(a) Calculate the relativistic quantity \(\gamma {\rm{ = }}\frac{{\rm{1}}}{{\sqrt {{\rm{1 - }}{{\rm{v}}^{\rm{2}}}{\rm{/}}{{\rm{c}}^{\rm{2}}}} }}\) for \({\rm{1}}{\rm{.00 - TeV}}\) protons produced at Fermilab.

(b) If such a proton created a \({\pi ^{\rm{ + }}}\) having the same speed, how long would its life be in the laboratory?

(c) How far could it travel in this time?

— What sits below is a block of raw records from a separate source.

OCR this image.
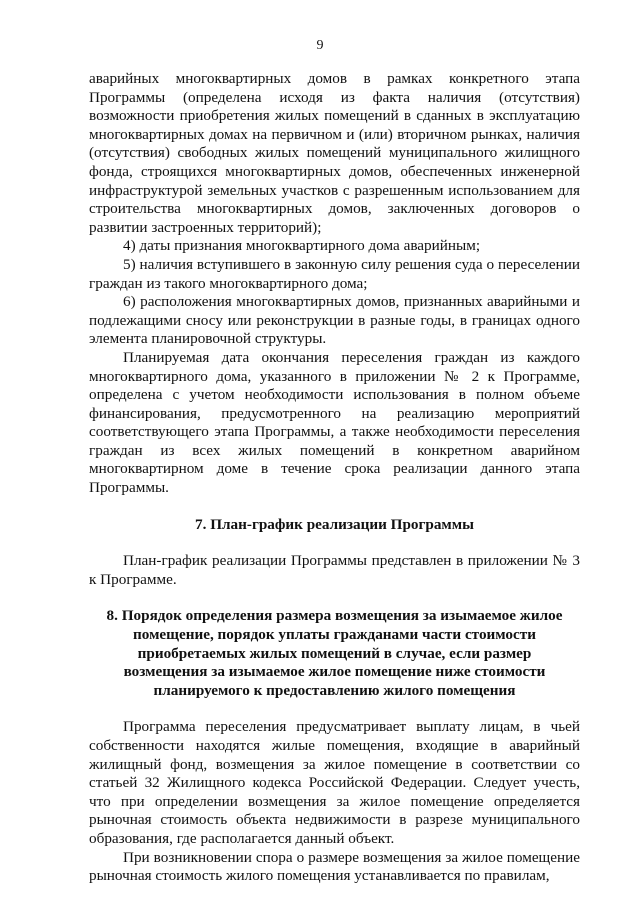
9

аварийных многоквартирных домов в рамках конкретного этапа Программы (определена исходя из факта наличия (отсутствия) возможности приобретения жилых помещений в сданных в эксплуатацию многоквартирных домах на первичном и (или) вторичном рынках, наличия (отсутствия) свободных жилых помещений муниципального жилищного фонда, строящихся многоквартирных домов, обеспеченных инженерной инфраструктурой земельных участков с разрешенным использованием для строительства многоквартирных домов, заключенных договоров о развитии застроенных территорий);

4) даты признания многоквартирного дома аварийным;

5) наличия вступившего в законную силу решения суда о переселении граждан из такого многоквартирного дома;

6) расположения многоквартирных домов, признанных аварийными и подлежащими сносу или реконструкции в разные годы, в границах одного элемента планировочной структуры.

Планируемая дата окончания переселения граждан из каждого многоквартирного дома, указанного в приложении № 2 к Программе, определена с учетом необходимости использования в полном объеме финансирования, предусмотренного на реализацию мероприятий соответствующего этапа Программы, а также необходимости переселения граждан из всех жилых помещений в конкретном аварийном многоквартирном доме в течение срока реализации данного этапа Программы.

7. План-график реализации Программы

План-график реализации Программы представлен в приложении № 3 к Программе.

8. Порядок определения размера возмещения за изымаемое жилое помещение, порядок уплаты гражданами части стоимости приобретаемых жилых помещений в случае, если размер возмещения за изымаемое жилое помещение ниже стоимости планируемого к предоставлению жилого помещения

Программа переселения предусматривает выплату лицам, в чьей собственности находятся жилые помещения, входящие в аварийный жилищный фонд, возмещения за жилое помещение в соответствии со статьей 32 Жилищного кодекса Российской Федерации. Следует учесть, что при определении возмещения за жилое помещение определяется рыночная стоимость объекта недвижимости в разрезе муниципального образования, где располагается данный объект.

При возникновении спора о размере возмещения за жилое помещение рыночная стоимость жилого помещения устанавливается по правилам,
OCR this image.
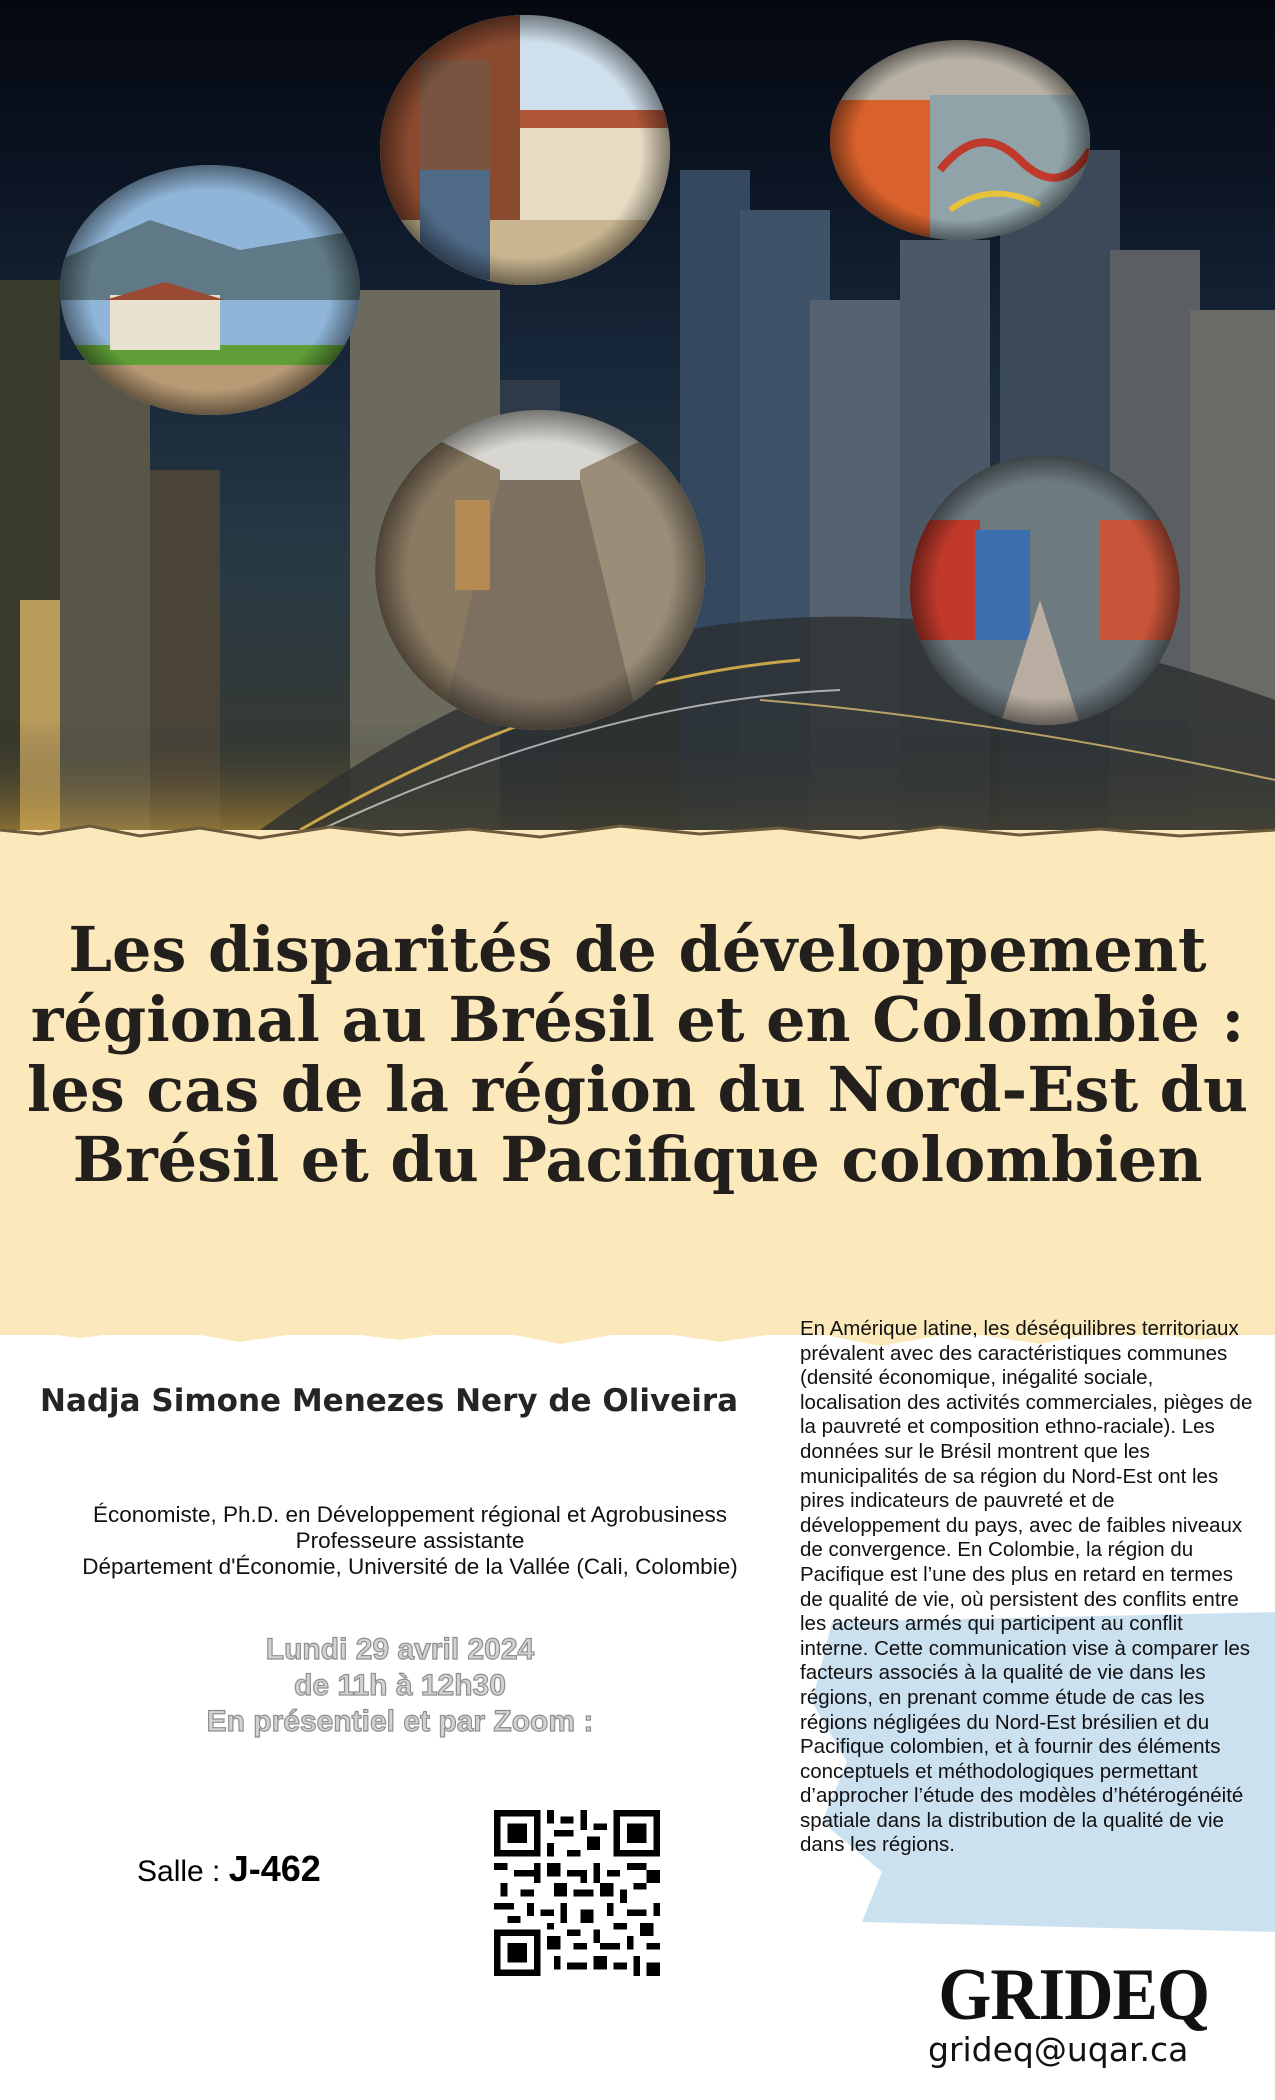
Les disparités de développement régional au Brésil et en Colombie : les cas de la région du Nord-Est du Brésil et du Pacifique colombien
Nadja Simone Menezes Nery de Oliveira
Économiste, Ph.D. en Développement régional et Agrobusiness
Professeure assistante
Département d'Économie, Université de la Vallée (Cali, Colombie)
Lundi 29 avril 2024
de 11h à 12h30
En présentiel et par Zoom :
Salle : J-462

En Amérique latine, les déséquilibres territoriaux prévalent avec des caractéristiques communes (densité économique, inégalité sociale, localisation des activités commerciales, pièges de la pauvreté et composition ethno-raciale). Les données sur le Brésil montrent que les municipalités de sa région du Nord-Est ont les pires indicateurs de pauvreté et de développement du pays, avec de faibles niveaux de convergence. En Colombie, la région du Pacifique est l’une des plus en retard en termes de qualité de vie, où persistent des conflits entre les acteurs armés qui participent au conflit interne. Cette communication vise à comparer les facteurs associés à la qualité de vie dans les régions, en prenant comme étude de cas les régions négligées du Nord-Est brésilien et du Pacifique colombien, et à fournir des éléments conceptuels et méthodologiques permettant d’approcher l’étude des modèles d’hétérogénéité spatiale dans la distribution de la qualité de vie dans les régions.

GRIDEQ
grideq@uqar.ca
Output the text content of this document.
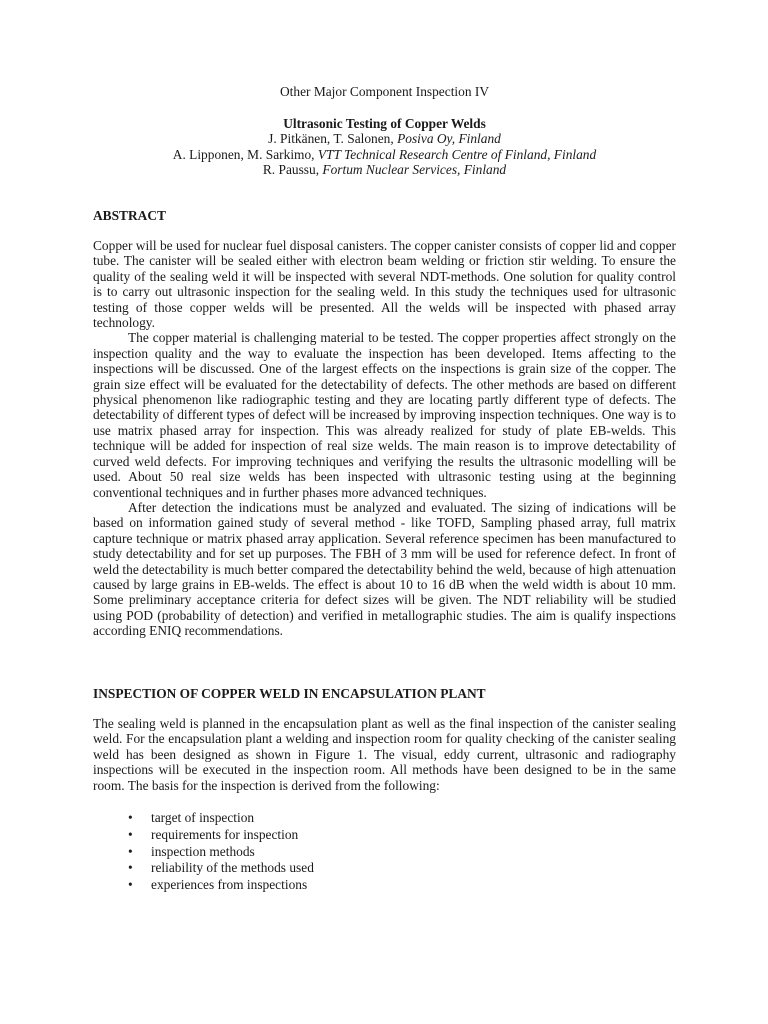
Other Major Component Inspection IV
Ultrasonic Testing of Copper Welds
J. Pitkänen, T. Salonen, Posiva Oy, Finland
A. Lipponen, M. Sarkimo, VTT Technical Research Centre of Finland, Finland
R. Paussu, Fortum Nuclear Services, Finland
ABSTRACT

Copper will be used for nuclear fuel disposal canisters. The copper canister consists of copper lid and copper tube. The canister will be sealed either with electron beam welding or friction stir welding. To ensure the quality of the sealing weld it will be inspected with several NDT-methods. One solution for quality control is to carry out ultrasonic inspection for the sealing weld. In this study the techniques used for ultrasonic testing of those copper welds will be presented. All the welds will be inspected with phased array technology.

The copper material is challenging material to be tested. The copper properties affect strongly on the inspection quality and the way to evaluate the inspection has been developed. Items affecting to the inspections will be discussed. One of the largest effects on the inspections is grain size of the copper. The grain size effect will be evaluated for the detectability of defects. The other methods are based on different physical phenomenon like radiographic testing and they are locating partly different type of defects. The detectability of different types of defect will be increased by improving inspection techniques. One way is to use matrix phased array for inspection. This was already realized for study of plate EB-welds. This technique will be added for inspection of real size welds. The main reason is to improve detectability of curved weld defects. For improving techniques and verifying the results the ultrasonic modelling will be used. About 50 real size welds has been inspected with ultrasonic testing using at the beginning conventional techniques and in further phases more advanced techniques.

After detection the indications must be analyzed and evaluated. The sizing of indications will be based on information gained study of several method - like TOFD, Sampling phased array, full matrix capture technique or matrix phased array application. Several reference specimen has been manufactured to study detectability and for set up purposes. The FBH of 3 mm will be used for reference defect. In front of weld the detectability is much better compared the detectability behind the weld, because of high attenuation caused by large grains in EB-welds. The effect is about 10 to 16 dB when the weld width is about 10 mm. Some preliminary acceptance criteria for defect sizes will be given. The NDT reliability will be studied using POD (probability of detection) and verified in metallographic studies. The aim is qualify inspections according ENIQ recommendations.

INSPECTION OF COPPER WELD IN ENCAPSULATION PLANT

The sealing weld is planned in the encapsulation plant as well as the final inspection of the canister sealing weld. For the encapsulation plant a welding and inspection room for quality checking of the canister sealing weld has been designed as shown in Figure 1. The visual, eddy current, ultrasonic and radiography inspections will be executed in the inspection room. All methods have been designed to be in the same room. The basis for the inspection is derived from the following:

• target of inspection
• requirements for inspection
• inspection methods
• reliability of the methods used
• experiences from inspections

The relativistic quantity\(\gamma \)is given by,

\(\gamma = \frac{E}{{m{c^2}}}\)

Here\(\gamma \)is relativistic quantity,\(E\) is the energy,\(m\)is the mass of proton,\(c\)is the speed of the light.

(a)

The relativistic quantity \(\gamma \) is given in terms of the proton's energy, mass and the speed of light by the relation: \(E = \gamma m{c^2}\). Solve this equation for \(\gamma \), giving that the mass of the proton is \(m = 1.67 \times {1^{ - 27}}{\rm{ kg}}\).

\(\begin{aligned}{}\gamma &= \frac{E}{{m{c^2}}}\\ &= \frac{{{\rm{1}}{\rm{.00TeV \times 1}}{\rm{.60 \times 1}}{{\rm{0}}^{{\rm{ - 7}}}}{\rm{\;J/TeV}}}}{{{\rm{1}}{\rm{.67 \times 1}}{{\rm{0}}^{{\rm{ - 27}}}}{\rm{\;kg \times }}{{\left( {{\rm{3}}{\rm{.00 \times 1}}{{\rm{0}}^{\rm{8}}}{\rm{\;m/s}}} \right)}^{\rm{2}}}}}\\ &= {\rm{1}}{\rm{.06 \times 1}}{{\rm{0}}^{\rm{3}}}\end{aligned}\)

Therefore, the value for relativistic quantity is obtained as \(\gamma = 1.06 \times {10^3}\).

(b)

Given that the proper lifetime of \({\pi ^0}\) is \(\Delta {t_0} = 2.60 \times {10^{ - 8}}{\rm{\;s}}\), solve time dilation equation for the lifetime that would be in the laboratory given by: \(\Delta t = \gamma \Delta {t_0}\), where \(\gamma \) is the same as calculated earlier.

\(\begin{aligned}{}\Delta t &= \gamma \Delta {t_0}\\ &= 1.06 \times {10^3} \times 2.60 \times {10^{ - 8}}{\rm{\;s}}\\ &= 2.76 \times {10^{ - 5}}{\rm{\;s}}\end{aligned}\)

Therefore, the value for time is obtained as \(\Delta t = 2.76 \times {10^{ - 5}}{\rm{\;s}}\).

(c)

Solve the equation \(\gamma = \frac{1}{{\sqrt {1 - \frac{{{v^2}}}{{{c^2}}}} }}\), and then multiply this \({\rm{v}}\) by \({\rm{\Delta t}}\) to get the distance.\(\begin{aligned}{c}\gamma &= \frac{1}{{\sqrt {1 - \frac{{{v^2}}}{{{c^2}}}} }}\\v &= \sqrt {{c^2}\left( {1 - \frac{1}{{{\gamma ^2}}}} \right)} \\ &= \sqrt {{{\left( {{\rm{3}}{\rm{.00 \times 1}}{{\rm{0}}^{\rm{8}}}{\rm{\;m/s}}} \right)}^{\rm{2}}}\left( {{\rm{1 - }}\frac{{\rm{1}}}{{{{\left( {{\rm{1}}{\rm{.06 \times 1}}{{\rm{0}}^{\rm{3}}}} \right)}^{\rm{2}}}}}} \right)} \approx {\rm{c}}\end{aligned}\)

The distance is given by,

\(\begin{aligned}{}d &= c\Delta t\\ &= {\rm{3}}{\rm{.00 \times 1}}{{\rm{0}}^{\rm{8}}}{\rm{\;m/s \times 2}}{\rm{.76 \times 1}}{{\rm{0}}^{{\rm{ - 5}}}}{\rm{\;s}}\\ &= {\rm{8}}{\rm{.28 \times 1}}{{\rm{0}}^{\rm{3}}}{\rm{\;m}}\\ &= {\rm{8}}{\rm{.28\;km}}\end{aligned}\)

Therefore, the value for distance is obtained as \(d = 8.28\;{\rm{km}}\).